Some students mentioned the addictive aspect of TikTok:
“I see a lot of my peers stay on the app for long periods of time. I can’t count the amount of times people say something about how they didn’t realize they were scrolling for an hour before they looked at the clock.”
“I have three friends back home who are being affected by Tik Tok in the worse way possible. All they do is watch Tik Toks all day and has even affected their sleep schedule cause they can’t put their phone down. It’s hard to see my friends sucked in the rabbit hole.”
“Personally, I have had to set screen time limits for TikTok through my phone’s settings because I can easily spend extended periods of time of the app without even realizing it; and even then, sometimes, I even override the limits I have set in place because I want to see even more content.”
The funniest line award goes to: “I personally hate TikTok and think it is rat poison.”

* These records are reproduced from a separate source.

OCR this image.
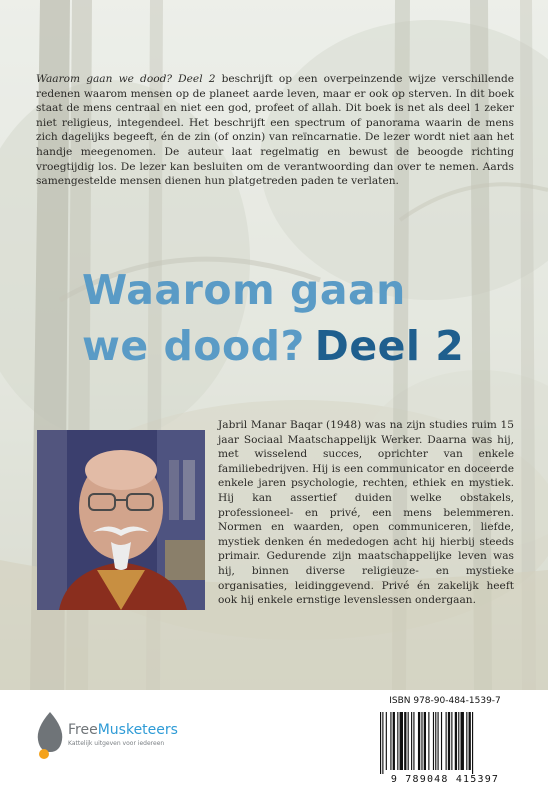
Waarom gaan we dood? Deel 2 beschrijft op een overpeinzende wijze verschillende redenen waarom mensen op de planeet aarde leven, maar er ook op sterven. In dit boek staat de mens centraal en niet een god, profeet of allah. Dit boek is net als deel 1 zeker niet religieus, integendeel. Het beschrijft een spectrum of panorama waarin de mens zich dagelijks begeeft, én de zin (of onzin) van reïncarnatie. De lezer wordt niet aan het handje meegenomen. De auteur laat regelmatig en bewust de beoogde richting vroegtijdig los. De lezer kan besluiten om de verantwoording dan over te nemen. Aards samengestelde mensen dienen hun platgetreden paden te verlaten.

Waarom gaan
we dood? Deel 2

Jabril Manar Baqar (1948) was na zijn studies ruim 15 jaar Sociaal Maatschappelijk Werker. Daarna was hij, met wisselend succes, oprichter van enkele familiebedrijven. Hij is een communicator en doceerde enkele jaren psychologie, rechten, ethiek en mystiek. Hij kan assertief duiden welke obstakels, professioneel- en privé, een mens belemmeren. Normen en waarden, open communiceren, liefde, mystiek denken én mededogen acht hij hierbij steeds primair. Gedurende zijn maatschappelijke leven was hij, binnen diverse religieuze- en mystieke organisaties, leidinggevend. Privé én zakelijk heeft ook hij enkele ernstige levenslessen ondergaan.

FreeMusketeers
Kattelijk uitgeven voor iedereen
ISBN 978-90-484-1539-7
9 789048 415397
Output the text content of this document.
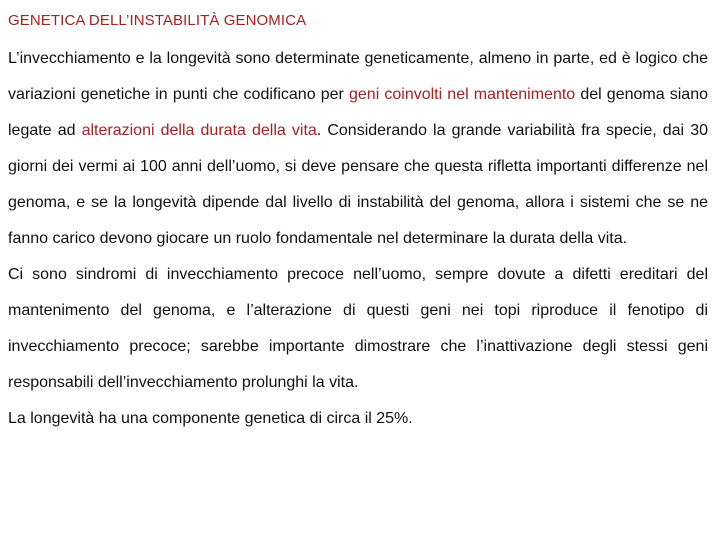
GENETICA DELL’INSTABILITÀ GENOMICA

L’invecchiamento e la longevità sono determinate geneticamente, almeno in parte, ed è logico che variazioni genetiche in punti che codificano per geni coinvolti nel mantenimento del genoma siano legate ad alterazioni della durata della vita. Considerando la grande variabilità fra specie, dai 30 giorni dei vermi ai 100 anni dell’uomo, si deve pensare che questa rifletta importanti differenze nel genoma, e se la longevità dipende dal livello di instabilità del genoma, allora i sistemi che se ne fanno carico devono giocare un ruolo fondamentale nel determinare la durata della vita.

Ci sono sindromi di invecchiamento precoce nell’uomo, sempre dovute a difetti ereditari del mantenimento del genoma, e l’alterazione di questi geni nei topi riproduce il fenotipo di invecchiamento precoce; sarebbe importante dimostrare che l’inattivazione degli stessi geni responsabili dell’invecchiamento prolunghi la vita.

La longevità ha una componente genetica di circa il 25%.
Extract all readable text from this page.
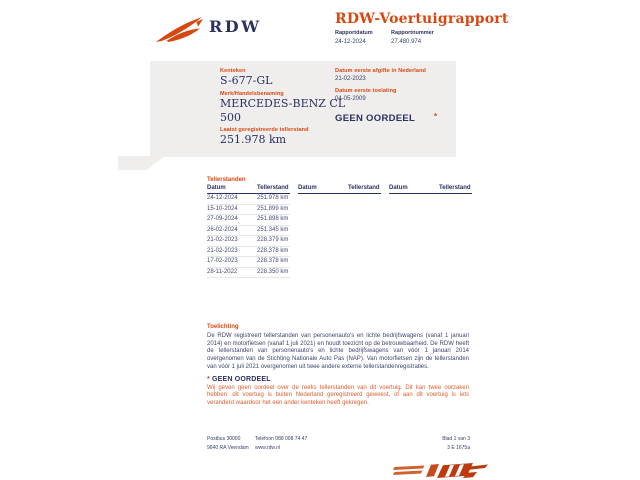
RDW	RDW-Voertuigrapport
Rapportdatum
24-12-2024

Rapportnummer
27.480.974
Kenteken
S-677-GL
Merk/Handelsbenaming
MERCEDES-BENZ CL 500
Laatst geregistreerde tellerstand
251.978 km
Datum eerste afgifte in Nederland
21-02-2023
Datum eerste toelating
04-05-2009
GEEN OORDEEL *
Tellerstanden
Datum	Tellerstand Datum	Tellerstand Datum	Tellerstand
24-12-2024	251.978 km
15-10-2024	251.899 km
27-09-2024	251.898 km
26-02-2024	251.345 km
21-02-2023	228.379 km
21-02-2023	228.378 km
17-02-2023	228.378 km
28-11-2022	228.350 km
Toelichting
De RDW registreert tellerstanden van personenauto's en lichte bedrijfswagens (vanaf 1 januari 2014) en motorfietsen (vanaf 1 juli 2021) en houdt toezicht op de betrouwbaarheid. De RDW heeft de tellerstanden van personenauto's en lichte bedrijfswagens van vóór 1 januari 2014 overgenomen van de Stichting Nationale Auto Pas (NAP). Van motorfietsen zijn de tellerstanden van vóór 1 juli 2021 overgenomen uit twee andere externe tellerstandenregistraties.
* GEEN OORDEEL
Wij geven geen oordeel over de reeks tellerstanden van dit voertuig. Dit kan twee oorzaken hebben: dit voertuig is buiten Nederland geregistreerd geweest, of aan dit voertuig is iets veranderd waardoor het een ander kenteken heeft gekregen.
Postbus 30000
9640 RA Veendam
Telefoon 088 008 74 47
www.rdw.nl
Blad 1 van 3
3 E 1675a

I wonder how the responses might have differed if I had asked a similar question to college students about TV and video games 20 years ago.
I use Twitter frequently. Maybe I spend more time on it than I should, and I don’t support as many paid media outlets as I might otherwise. Thus, the non-Twitter world is less rich for today’s college students.
For balance, here’s how Big Tech helped me in the past week. I needed to help my son build a model rocket from a kit. Some stranger kind young man had made an excellent YouTube video detailing how to make this rocket. This video really helped me, and the man should get the satisfaction of one more watch on his views count.
Whatever the pros and cons of endlessly watching cute cat videos – – no argument that YouTube is an incredibly rich trove of useful information and instruction.